I have used the example a couple of times and it seems to hold up. In the hospital Yvette was having her pain managed by morphine. It left her confused and sleepy. Several times nurses and doctors made the comment that her liver didn't seem to be metabolizing the morphine so it was accumulating in her system. But nobody did anything about it. When we got to hospice they dropped the morphine, moved to fentanyl and haldol - and I had my wife back.

There was a palliative team including not only a palliative doctor but pharmacist, nurse and social worker that provided excellent information and moved quickly to manage symptoms as they arose. In hindsight this was a group that could have been brought into the process much sooner. Our fear of admitting that it would be managing dying slowed that process down.
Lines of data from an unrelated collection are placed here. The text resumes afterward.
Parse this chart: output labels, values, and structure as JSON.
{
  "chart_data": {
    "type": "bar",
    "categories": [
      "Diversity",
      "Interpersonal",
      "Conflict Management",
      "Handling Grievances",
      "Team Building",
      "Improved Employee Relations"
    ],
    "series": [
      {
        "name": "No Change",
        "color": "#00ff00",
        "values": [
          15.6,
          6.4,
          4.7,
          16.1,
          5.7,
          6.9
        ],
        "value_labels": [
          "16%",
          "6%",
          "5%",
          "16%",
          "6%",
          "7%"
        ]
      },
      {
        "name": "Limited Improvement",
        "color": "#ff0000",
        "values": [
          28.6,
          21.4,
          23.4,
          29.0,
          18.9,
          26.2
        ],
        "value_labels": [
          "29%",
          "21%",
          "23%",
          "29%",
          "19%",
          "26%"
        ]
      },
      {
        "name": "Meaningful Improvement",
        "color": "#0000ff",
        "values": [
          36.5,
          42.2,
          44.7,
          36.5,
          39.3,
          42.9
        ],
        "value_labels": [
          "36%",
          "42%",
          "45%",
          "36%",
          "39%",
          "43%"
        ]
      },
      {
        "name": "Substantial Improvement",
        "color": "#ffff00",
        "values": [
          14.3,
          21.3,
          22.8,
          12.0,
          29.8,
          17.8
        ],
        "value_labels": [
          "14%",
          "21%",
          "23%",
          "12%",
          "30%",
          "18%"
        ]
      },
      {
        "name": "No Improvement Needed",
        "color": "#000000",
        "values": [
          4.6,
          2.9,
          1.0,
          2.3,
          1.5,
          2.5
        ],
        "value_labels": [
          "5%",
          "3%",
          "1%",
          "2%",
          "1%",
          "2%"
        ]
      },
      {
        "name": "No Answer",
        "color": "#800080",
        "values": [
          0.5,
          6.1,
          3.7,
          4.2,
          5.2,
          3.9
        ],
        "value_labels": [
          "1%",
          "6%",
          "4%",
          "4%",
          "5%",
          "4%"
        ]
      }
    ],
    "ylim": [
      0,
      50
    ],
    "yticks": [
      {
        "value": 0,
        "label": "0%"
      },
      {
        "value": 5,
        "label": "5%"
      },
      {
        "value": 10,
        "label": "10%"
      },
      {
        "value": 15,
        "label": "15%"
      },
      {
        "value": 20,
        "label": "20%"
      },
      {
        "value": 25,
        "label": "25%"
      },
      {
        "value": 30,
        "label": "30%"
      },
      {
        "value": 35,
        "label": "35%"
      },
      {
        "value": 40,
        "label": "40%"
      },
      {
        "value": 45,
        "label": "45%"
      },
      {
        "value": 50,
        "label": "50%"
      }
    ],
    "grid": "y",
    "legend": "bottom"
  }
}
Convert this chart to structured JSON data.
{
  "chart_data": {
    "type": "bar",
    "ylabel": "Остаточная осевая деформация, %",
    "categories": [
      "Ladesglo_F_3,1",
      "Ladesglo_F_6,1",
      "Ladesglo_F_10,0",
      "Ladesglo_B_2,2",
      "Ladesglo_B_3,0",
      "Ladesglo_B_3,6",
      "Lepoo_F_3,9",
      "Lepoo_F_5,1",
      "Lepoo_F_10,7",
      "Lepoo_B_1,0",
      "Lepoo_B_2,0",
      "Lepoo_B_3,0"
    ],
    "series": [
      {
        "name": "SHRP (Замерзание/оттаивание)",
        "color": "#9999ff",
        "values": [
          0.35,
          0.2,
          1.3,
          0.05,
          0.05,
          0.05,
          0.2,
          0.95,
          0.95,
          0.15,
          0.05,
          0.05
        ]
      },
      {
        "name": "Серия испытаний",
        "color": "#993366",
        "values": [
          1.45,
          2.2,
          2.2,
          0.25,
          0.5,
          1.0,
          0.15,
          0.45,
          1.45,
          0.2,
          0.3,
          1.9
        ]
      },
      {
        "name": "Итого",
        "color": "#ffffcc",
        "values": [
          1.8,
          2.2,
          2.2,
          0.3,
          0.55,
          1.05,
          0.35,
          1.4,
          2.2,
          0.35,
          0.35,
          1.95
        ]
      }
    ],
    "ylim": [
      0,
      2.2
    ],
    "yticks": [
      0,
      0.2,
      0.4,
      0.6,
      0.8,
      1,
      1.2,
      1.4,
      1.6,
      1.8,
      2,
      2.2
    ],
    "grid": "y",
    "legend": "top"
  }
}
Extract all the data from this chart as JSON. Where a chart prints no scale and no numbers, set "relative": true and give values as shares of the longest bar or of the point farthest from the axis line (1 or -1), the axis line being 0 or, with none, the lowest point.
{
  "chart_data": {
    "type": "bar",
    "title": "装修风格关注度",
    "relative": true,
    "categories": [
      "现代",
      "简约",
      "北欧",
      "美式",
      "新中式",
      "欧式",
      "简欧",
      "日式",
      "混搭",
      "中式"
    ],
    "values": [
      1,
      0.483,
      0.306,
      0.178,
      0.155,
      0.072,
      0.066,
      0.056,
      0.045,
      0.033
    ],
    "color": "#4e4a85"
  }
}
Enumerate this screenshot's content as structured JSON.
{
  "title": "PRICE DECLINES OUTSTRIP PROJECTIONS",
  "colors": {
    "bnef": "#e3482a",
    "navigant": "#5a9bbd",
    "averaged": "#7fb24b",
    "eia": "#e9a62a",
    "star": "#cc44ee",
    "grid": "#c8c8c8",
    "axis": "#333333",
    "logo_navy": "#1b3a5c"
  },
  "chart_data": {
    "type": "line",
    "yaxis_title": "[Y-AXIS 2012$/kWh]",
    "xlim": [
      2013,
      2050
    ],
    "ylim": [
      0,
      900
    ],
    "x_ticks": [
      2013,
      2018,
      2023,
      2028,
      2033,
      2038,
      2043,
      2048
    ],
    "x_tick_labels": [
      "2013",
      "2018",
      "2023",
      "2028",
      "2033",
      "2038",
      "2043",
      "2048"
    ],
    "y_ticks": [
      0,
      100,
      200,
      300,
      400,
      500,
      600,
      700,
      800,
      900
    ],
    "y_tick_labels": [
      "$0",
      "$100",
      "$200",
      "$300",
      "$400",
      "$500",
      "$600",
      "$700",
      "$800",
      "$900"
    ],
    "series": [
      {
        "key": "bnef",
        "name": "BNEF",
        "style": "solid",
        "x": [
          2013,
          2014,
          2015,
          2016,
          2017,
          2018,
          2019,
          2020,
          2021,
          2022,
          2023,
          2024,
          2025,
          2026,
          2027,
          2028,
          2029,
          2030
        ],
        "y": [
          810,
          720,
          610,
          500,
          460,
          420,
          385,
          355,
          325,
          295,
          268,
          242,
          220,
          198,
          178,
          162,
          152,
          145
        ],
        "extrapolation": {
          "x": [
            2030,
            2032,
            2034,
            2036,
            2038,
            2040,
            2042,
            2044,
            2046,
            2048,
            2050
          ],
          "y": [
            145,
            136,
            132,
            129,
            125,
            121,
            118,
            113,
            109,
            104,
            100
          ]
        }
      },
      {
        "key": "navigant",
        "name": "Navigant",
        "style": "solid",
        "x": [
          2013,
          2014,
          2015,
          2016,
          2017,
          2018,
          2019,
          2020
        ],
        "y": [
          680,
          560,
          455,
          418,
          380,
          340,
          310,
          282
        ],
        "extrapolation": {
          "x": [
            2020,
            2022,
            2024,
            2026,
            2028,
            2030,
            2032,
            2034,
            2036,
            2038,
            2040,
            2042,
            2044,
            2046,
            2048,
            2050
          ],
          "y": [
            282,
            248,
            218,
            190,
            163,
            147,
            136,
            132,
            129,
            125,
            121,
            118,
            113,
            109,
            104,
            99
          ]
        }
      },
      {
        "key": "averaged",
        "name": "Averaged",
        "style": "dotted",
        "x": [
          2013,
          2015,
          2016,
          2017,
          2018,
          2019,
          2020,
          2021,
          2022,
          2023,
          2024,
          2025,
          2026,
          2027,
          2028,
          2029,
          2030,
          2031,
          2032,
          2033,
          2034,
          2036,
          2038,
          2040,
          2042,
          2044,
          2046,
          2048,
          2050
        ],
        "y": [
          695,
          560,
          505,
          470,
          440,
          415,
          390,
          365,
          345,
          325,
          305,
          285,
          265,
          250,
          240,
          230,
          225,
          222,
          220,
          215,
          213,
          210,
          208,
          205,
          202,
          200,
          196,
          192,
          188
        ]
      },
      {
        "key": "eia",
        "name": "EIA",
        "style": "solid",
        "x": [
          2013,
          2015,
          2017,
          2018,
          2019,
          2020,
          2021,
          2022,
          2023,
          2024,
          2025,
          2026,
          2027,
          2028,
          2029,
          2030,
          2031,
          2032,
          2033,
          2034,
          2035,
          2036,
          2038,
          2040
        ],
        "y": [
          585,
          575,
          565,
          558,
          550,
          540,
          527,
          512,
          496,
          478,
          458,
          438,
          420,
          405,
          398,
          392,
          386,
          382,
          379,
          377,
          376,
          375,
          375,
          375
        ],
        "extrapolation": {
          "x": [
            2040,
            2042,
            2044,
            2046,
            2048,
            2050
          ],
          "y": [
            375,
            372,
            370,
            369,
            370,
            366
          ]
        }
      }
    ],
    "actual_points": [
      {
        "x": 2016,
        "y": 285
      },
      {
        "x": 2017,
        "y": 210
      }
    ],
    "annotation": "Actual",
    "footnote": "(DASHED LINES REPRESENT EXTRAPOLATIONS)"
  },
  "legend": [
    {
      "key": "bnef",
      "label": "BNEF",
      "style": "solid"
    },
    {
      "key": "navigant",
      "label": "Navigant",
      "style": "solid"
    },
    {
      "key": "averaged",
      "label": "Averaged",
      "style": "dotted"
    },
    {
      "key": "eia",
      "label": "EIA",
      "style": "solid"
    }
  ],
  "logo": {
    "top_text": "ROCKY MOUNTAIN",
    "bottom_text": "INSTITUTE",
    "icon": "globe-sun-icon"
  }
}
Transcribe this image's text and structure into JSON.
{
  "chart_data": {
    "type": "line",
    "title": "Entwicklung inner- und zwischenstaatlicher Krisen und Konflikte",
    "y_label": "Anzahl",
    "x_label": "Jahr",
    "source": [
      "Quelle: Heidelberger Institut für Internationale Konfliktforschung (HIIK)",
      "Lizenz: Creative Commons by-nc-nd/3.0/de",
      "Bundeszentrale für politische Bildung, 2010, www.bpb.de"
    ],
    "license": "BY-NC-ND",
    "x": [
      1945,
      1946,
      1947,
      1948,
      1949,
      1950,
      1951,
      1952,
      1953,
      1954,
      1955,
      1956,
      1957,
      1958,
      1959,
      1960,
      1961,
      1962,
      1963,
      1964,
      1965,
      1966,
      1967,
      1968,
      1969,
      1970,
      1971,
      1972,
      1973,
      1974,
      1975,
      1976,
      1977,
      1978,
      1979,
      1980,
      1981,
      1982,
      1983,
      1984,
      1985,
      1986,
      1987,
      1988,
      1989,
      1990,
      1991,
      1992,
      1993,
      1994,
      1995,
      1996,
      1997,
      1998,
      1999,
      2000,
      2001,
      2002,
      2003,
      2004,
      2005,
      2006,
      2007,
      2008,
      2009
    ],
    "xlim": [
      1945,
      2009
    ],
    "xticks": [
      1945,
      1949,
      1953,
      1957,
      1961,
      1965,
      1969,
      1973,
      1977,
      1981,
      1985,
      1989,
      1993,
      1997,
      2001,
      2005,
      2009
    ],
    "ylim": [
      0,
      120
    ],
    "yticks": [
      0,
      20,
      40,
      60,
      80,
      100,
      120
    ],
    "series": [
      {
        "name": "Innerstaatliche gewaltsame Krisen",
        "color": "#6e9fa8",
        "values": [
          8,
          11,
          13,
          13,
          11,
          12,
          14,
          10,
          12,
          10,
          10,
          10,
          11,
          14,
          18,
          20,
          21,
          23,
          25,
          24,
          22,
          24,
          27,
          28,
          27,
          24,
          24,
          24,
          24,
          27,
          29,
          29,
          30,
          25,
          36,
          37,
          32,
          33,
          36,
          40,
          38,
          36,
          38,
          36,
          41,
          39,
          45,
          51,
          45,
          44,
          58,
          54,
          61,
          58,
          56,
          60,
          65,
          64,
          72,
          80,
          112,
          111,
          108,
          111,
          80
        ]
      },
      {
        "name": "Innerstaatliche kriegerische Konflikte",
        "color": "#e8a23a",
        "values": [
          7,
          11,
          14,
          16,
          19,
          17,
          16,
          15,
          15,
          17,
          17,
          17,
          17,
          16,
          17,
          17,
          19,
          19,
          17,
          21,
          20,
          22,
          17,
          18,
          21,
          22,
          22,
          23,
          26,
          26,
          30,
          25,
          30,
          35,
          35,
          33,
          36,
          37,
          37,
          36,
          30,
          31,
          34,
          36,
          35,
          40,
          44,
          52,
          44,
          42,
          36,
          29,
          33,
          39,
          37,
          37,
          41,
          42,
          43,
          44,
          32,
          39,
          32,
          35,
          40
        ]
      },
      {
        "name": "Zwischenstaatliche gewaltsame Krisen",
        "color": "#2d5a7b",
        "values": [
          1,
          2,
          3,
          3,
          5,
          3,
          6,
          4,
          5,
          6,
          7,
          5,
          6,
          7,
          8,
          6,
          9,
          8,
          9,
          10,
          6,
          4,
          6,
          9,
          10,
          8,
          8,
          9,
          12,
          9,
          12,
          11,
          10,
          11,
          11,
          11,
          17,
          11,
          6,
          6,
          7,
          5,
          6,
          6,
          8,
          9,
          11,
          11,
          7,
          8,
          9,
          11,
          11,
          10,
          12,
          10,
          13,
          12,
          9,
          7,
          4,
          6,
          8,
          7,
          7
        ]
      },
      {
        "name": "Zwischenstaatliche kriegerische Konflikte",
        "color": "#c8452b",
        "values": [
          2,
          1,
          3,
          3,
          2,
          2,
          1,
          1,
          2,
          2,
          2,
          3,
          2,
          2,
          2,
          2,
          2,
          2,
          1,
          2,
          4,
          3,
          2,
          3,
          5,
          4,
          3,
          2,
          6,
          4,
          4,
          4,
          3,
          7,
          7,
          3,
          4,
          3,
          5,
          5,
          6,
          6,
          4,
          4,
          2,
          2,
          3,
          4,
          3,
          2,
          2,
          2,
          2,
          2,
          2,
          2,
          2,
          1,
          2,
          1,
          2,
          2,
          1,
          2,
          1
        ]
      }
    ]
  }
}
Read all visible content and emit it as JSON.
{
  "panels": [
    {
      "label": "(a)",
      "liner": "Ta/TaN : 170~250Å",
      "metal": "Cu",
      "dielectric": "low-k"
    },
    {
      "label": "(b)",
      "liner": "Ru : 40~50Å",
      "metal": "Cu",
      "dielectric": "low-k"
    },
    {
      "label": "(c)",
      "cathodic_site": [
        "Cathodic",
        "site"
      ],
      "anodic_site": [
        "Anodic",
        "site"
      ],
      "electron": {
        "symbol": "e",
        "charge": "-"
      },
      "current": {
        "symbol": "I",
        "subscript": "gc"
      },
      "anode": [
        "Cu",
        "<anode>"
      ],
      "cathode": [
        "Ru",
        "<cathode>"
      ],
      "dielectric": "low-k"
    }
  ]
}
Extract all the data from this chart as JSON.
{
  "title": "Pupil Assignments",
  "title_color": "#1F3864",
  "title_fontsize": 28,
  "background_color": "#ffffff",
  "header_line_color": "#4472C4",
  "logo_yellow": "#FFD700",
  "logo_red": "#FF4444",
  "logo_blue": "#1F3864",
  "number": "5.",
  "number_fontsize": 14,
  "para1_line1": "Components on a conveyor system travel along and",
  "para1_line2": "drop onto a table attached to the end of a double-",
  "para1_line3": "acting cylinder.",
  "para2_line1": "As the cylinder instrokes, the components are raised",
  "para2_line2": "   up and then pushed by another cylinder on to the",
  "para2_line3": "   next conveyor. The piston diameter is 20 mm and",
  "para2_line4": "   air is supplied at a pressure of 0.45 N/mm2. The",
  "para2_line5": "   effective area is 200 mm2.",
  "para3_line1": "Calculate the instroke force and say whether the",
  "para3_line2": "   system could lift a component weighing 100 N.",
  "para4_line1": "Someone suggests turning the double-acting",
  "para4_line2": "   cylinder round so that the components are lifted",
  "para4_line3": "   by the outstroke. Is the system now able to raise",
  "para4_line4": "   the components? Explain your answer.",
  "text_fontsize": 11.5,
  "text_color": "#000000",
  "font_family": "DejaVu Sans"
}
Lianne (admin at pointed me to this info from the World Health Organization that I think sums it up quite nicely and should shed some light on this for many people who may think it is only applicable in the very end days.
Palliative care is an approach that improves the quality of life of patients and their families facing the problem associated with life-threatening illness, through the prevention and relief of suffering by means of early identification and impeccable assessment and treatment of pain and other problems, physical, psycho-social and spiritual. Palliative care:

  • provides relief from pain and other distressing symptoms;
  • affirms life and regards dying as a normal process;
  • intends neither to hasten or postpone death;
  • integrates the psychological and spiritual aspects of patient care;
  • offers a support system to help patients live as actively as possible until death;
  • offers a support system to help the family cope during the patients illness and in their own bereavement;
  • uses a team approach to address the needs of patients and their families, including bereavement counselling, if indicated;
  • will enhance quality of life, and may also positively influence the course of illness;
  • is applicable early in the course of illness, in conjunction with other therapies that are intended to prolong life, such as chemotherapy or radiation therapy, and includes those investigations needed to better understand and manage distressing clinical complications.